Впереди, на вершине бархана, появилась фигура. Он понял, что это Моисей, а вскоре покажутся и еврейские колена, чьи имена и истории он так тщательно повторял про себя последние десять лет. Сил сублимировать больше не осталось, мираж рассеялся. Христодул лежал на спине, смотрел сухими глазами на сияющее в небесах солнце, сумев, наконец, сделать так, чтобы веки не закрывались. Потом это уже ни к чему. Он был мёртв, его Библия — честна в пределах оригинала.
— Честь имею.
— Что… что вы здесь?
— Честь имею.
Скорым вихляющим шагом он ретировался вдаль по гостиничному коридору. Бордовые обои с импрессионистскими ненюфарами, дешёвая лепнина, швабра в дальнем углу, стан горничной в открытой двери номера слева, треск передника, бант из его хвостов скрыт в складке — тётка хозяина или свояченица.
Подслушиванием под всеми двустворчатыми проёмами, полагая, что только за такими селятся шпионы, он не ограничил себя и свою честь, несомую крестным ходом. Если бы в недрах Охранки возник приказ между двух агентов навытяжку проследить, они застали бы его от точки роспуска на нити флага до точки отличного обзора и при различных обстоятельствах.

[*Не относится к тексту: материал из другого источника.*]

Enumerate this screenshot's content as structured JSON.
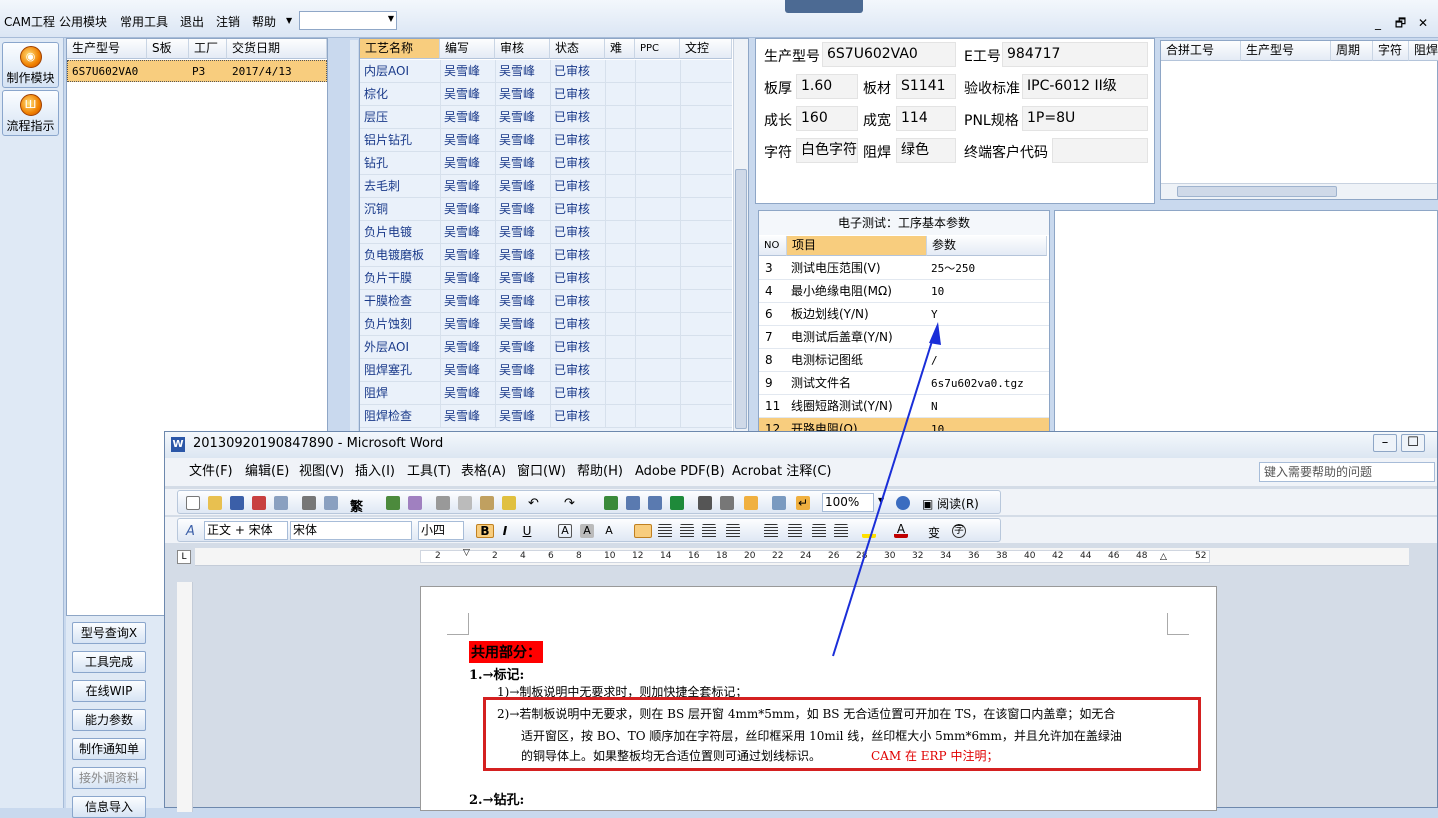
{
  "app": {
    "menu": [
      "CAM工程",
      "公用模块",
      "常用工具",
      "退出",
      "注销",
      "帮助"
    ],
    "window_controls": [
      "_",
      "🗗",
      "✕"
    ]
  },
  "leftnav": {
    "btn1": "制作模块",
    "btn2": "流程指示"
  },
  "orders": {
    "headers": [
      "生产型号",
      "S板",
      "工厂",
      "交货日期"
    ],
    "rows": [
      [
        "6S7U602VA0",
        "",
        "P3",
        "2017/4/13"
      ]
    ]
  },
  "funcs": [
    "型号查询X",
    "工具完成",
    "在线WIP",
    "能力参数",
    "制作通知单",
    "接外调资料",
    "信息导入"
  ],
  "process": {
    "headers": [
      "工艺名称",
      "编写",
      "审核",
      "状态",
      "难",
      "PPC",
      "文控"
    ],
    "rows": [
      [
        "内层AOI",
        "吴雪峰",
        "吴雪峰",
        "已审核"
      ],
      [
        "棕化",
        "吴雪峰",
        "吴雪峰",
        "已审核"
      ],
      [
        "层压",
        "吴雪峰",
        "吴雪峰",
        "已审核"
      ],
      [
        "铝片钻孔",
        "吴雪峰",
        "吴雪峰",
        "已审核"
      ],
      [
        "钻孔",
        "吴雪峰",
        "吴雪峰",
        "已审核"
      ],
      [
        "去毛刺",
        "吴雪峰",
        "吴雪峰",
        "已审核"
      ],
      [
        "沉铜",
        "吴雪峰",
        "吴雪峰",
        "已审核"
      ],
      [
        "负片电镀",
        "吴雪峰",
        "吴雪峰",
        "已审核"
      ],
      [
        "负电镀磨板",
        "吴雪峰",
        "吴雪峰",
        "已审核"
      ],
      [
        "负片干膜",
        "吴雪峰",
        "吴雪峰",
        "已审核"
      ],
      [
        "干膜检查",
        "吴雪峰",
        "吴雪峰",
        "已审核"
      ],
      [
        "负片蚀刻",
        "吴雪峰",
        "吴雪峰",
        "已审核"
      ],
      [
        "外层AOI",
        "吴雪峰",
        "吴雪峰",
        "已审核"
      ],
      [
        "阻焊塞孔",
        "吴雪峰",
        "吴雪峰",
        "已审核"
      ],
      [
        "阻焊",
        "吴雪峰",
        "吴雪峰",
        "已审核"
      ],
      [
        "阻焊检查",
        "吴雪峰",
        "吴雪峰",
        "已审核"
      ]
    ]
  },
  "info": {
    "model_label": "生产型号",
    "model": "6S7U602VA0",
    "e_label": "E工号",
    "e": "984717",
    "thick_label": "板厚",
    "thick": "1.60",
    "mat_label": "板材",
    "mat": "S1141",
    "std_label": "验收标准",
    "std": "IPC-6012 II级",
    "len_label": "成长",
    "len": "160",
    "wid_label": "成宽",
    "wid": "114",
    "pnl_label": "PNL规格",
    "pnl": "1P=8U",
    "char_label": "字符",
    "char": "白色字符",
    "mask_label": "阻焊",
    "mask": "绿色",
    "cust_label": "终端客户代码",
    "cust": ""
  },
  "merge": {
    "headers": [
      "合拼工号",
      "生产型号",
      "周期",
      "字符",
      "阻焊"
    ]
  },
  "params": {
    "title": "电子测试：工序基本参数",
    "headers": [
      "NO",
      "项目",
      "参数"
    ],
    "rows": [
      [
        "3",
        "测试电压范围(V)",
        "25～250"
      ],
      [
        "4",
        "最小绝缘电阻(MΩ)",
        "10"
      ],
      [
        "6",
        "板边划线(Y/N)",
        "Y"
      ],
      [
        "7",
        "电测试后盖章(Y/N)",
        ""
      ],
      [
        "8",
        "电测标记图纸",
        "/"
      ],
      [
        "9",
        "测试文件名",
        "6s7u602va0.tgz"
      ],
      [
        "11",
        "线圈短路测试(Y/N)",
        "N"
      ],
      [
        "12",
        "开路电阻(Ω)",
        "10"
      ]
    ]
  },
  "word": {
    "title": "20130920190847890 - Microsoft Word",
    "menu": [
      "文件(F)",
      "编辑(E)",
      "视图(V)",
      "插入(I)",
      "工具(T)",
      "表格(A)",
      "窗口(W)",
      "帮助(H)",
      "Adobe PDF(B)",
      "Acrobat 注释(C)"
    ],
    "help_placeholder": "键入需要帮助的问题",
    "zoom": "100%",
    "read": "阅读(R)",
    "style": "正文 + 宋体",
    "font": "宋体",
    "size": "小四",
    "ruler": [
      "2",
      "2",
      "4",
      "6",
      "8",
      "10",
      "12",
      "14",
      "16",
      "18",
      "20",
      "22",
      "24",
      "26",
      "28",
      "30",
      "32",
      "34",
      "36",
      "38",
      "40",
      "42",
      "44",
      "46",
      "48",
      "52"
    ],
    "doc": {
      "heading": "共用部分：",
      "s1": "1.→标记:",
      "p1": "1)→制板说明中无要求时，则加快捷全套标记；",
      "p2a": "2)→若制板说明中无要求，则在 BS 层开窗 4mm*5mm，如 BS 无合适位置可开加在 TS，在该窗口内盖章；如无合",
      "p2b": "适开窗区，按 BO、TO 顺序加在字符层，丝印框采用 10mil 线，丝印框大小 5mm*6mm，并且允许加在盖绿油",
      "p2c": "的铜导体上。如果整板均无合适位置则可通过划线标识。",
      "p2red": "CAM 在 ERP 中注明；",
      "s2": "2.→钻孔:"
    }
  },
  "colors": {
    "accent": "#f8cd7e",
    "highlight": "#ff0000",
    "arrow": "#1a2ed8",
    "box": "#d42020"
  }
}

После подслушивания в «Петербургских номерах» он явился в расположенный поблизости колодец двора, где передал рядящемуся нищему ночной горшок. Вскоре как снег на голову свалилась полиция с подборкой круп, произведя арест с отрывом от земли. Меж тем он был уже далеко, затаился и наблюдал, как Никол Чхеидзе бил Юлию Цедербауму под дых, заходил сзади и бил по яйцам мыском, казалось бы, это конец, но тот хрипел, а сам поправлял пенсне, прошёлся пальцами по стёклам, откатился в сторону и вскочил, выставив вперёд острый обломок флагштока, криво ухмыльнулся, но сам был весьма напуган, бес их знает этих меньшевиков, когда оба оказались в мгновении от схватки, он просеменил, ловко выпростал из рукава тонкий свинцовый смычок, ударил того, кто хотел укрыть от товарищей некую частную собственность.
Поспешил в лавку по продаже карт, где вступил в продолжительную перебранку с картографом, в конце посещения получив заказанную. От него колесом на Херсонскую, не доходя квартала до одноимённых ворот, стращал ещё одного так же и так же забрал. Обе вмещали в себя Солькурские улицы. Он расположился во внутренних пределах коммерческого сада «Ливадия» между Чикинской и Золотой и тщательнейшим образом сопоставил.